Workout #4: Yoga Flow
Yoga not only helps maintain weight loss but also promotes flexibility, strength and mental well-being. Here are some simple yoga poses to include in your routine:
1. Downward Facing Dog
Start on all fours. Lift your hips toward the ceiling, straightening your arms and legs. Keep your heels pressed into the ground. Hold for 30 to 60 seconds.
2. Warrior II
Stand with your feet wide apart. Turn your right foot 90 degrees and your left foot slightly inward. Bend your right knee over your right ankle. Extend your arms out to the sides, parallel to the floor. Hold for 30 seconds, then switch sides.
3. Tree Pose
Stand straight with your feet hip-width apart. Shift your weight to your left foot. Place the sole of your right foot on the inside of your left thigh or calf. Bring your palms together at chest level. Hold for 30 seconds, then switch sides.
Workout #5: High Intensity Interval Training (HIIT)

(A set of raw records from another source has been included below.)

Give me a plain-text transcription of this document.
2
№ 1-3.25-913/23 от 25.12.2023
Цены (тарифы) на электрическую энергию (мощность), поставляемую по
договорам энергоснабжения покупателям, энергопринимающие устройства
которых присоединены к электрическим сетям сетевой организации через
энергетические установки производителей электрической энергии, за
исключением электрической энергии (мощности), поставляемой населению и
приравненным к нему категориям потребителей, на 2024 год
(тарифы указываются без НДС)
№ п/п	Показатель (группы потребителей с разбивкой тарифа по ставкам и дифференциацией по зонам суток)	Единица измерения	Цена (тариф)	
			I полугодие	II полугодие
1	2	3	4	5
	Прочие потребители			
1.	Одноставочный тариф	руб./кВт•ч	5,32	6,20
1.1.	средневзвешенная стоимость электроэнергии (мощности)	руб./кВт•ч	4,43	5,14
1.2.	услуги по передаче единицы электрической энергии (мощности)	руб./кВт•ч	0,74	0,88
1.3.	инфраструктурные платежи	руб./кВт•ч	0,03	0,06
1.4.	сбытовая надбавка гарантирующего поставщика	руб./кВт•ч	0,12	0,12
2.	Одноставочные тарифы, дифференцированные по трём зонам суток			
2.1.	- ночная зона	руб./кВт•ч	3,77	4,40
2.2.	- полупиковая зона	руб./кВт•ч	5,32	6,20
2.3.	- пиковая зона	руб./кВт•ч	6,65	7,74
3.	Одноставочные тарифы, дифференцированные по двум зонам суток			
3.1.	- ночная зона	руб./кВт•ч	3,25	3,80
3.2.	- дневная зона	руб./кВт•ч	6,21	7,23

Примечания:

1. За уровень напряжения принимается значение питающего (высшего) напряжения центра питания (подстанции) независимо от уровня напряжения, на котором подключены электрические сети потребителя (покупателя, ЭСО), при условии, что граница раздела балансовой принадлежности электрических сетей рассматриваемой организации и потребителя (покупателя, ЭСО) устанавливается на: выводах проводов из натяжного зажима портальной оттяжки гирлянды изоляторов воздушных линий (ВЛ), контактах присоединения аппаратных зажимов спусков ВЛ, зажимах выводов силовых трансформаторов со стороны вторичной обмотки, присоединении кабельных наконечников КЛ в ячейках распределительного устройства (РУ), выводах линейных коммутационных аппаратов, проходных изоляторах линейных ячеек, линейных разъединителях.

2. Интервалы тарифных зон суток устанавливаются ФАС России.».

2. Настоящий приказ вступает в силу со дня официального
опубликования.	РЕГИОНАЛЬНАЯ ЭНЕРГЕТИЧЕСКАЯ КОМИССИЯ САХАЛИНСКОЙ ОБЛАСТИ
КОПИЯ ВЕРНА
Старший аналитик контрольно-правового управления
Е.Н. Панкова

High-intensity interval training (HIIT) is an effective way to burn calories and maintain weight loss in a short time. Here’s a simple HIIT workout to incorporate into your routine:
1. Jumping Jacks
Start standing with your feet together and your arms at your sides. Jump your feet wide while simultaneously raising your arms above your head. Quickly return to the starting position. Repeat for 30 seconds.
2. Burpees
Start in a standing position. Lower yourself into a squat position and place your hands on the floor. Return your feet to plank position. Perform a push-up. Return your feet to the squat position. Jump explosively into the air, extending your arms overhead. Repeat for 30 seconds.
3. Mountaineers
Start in a plank position with your hands directly under your shoulders. Engage your core and bring one knee toward your chest. Quickly switch legs, bringing the other knee toward your chest. Continue alternating legs as quickly as possible for 30 seconds.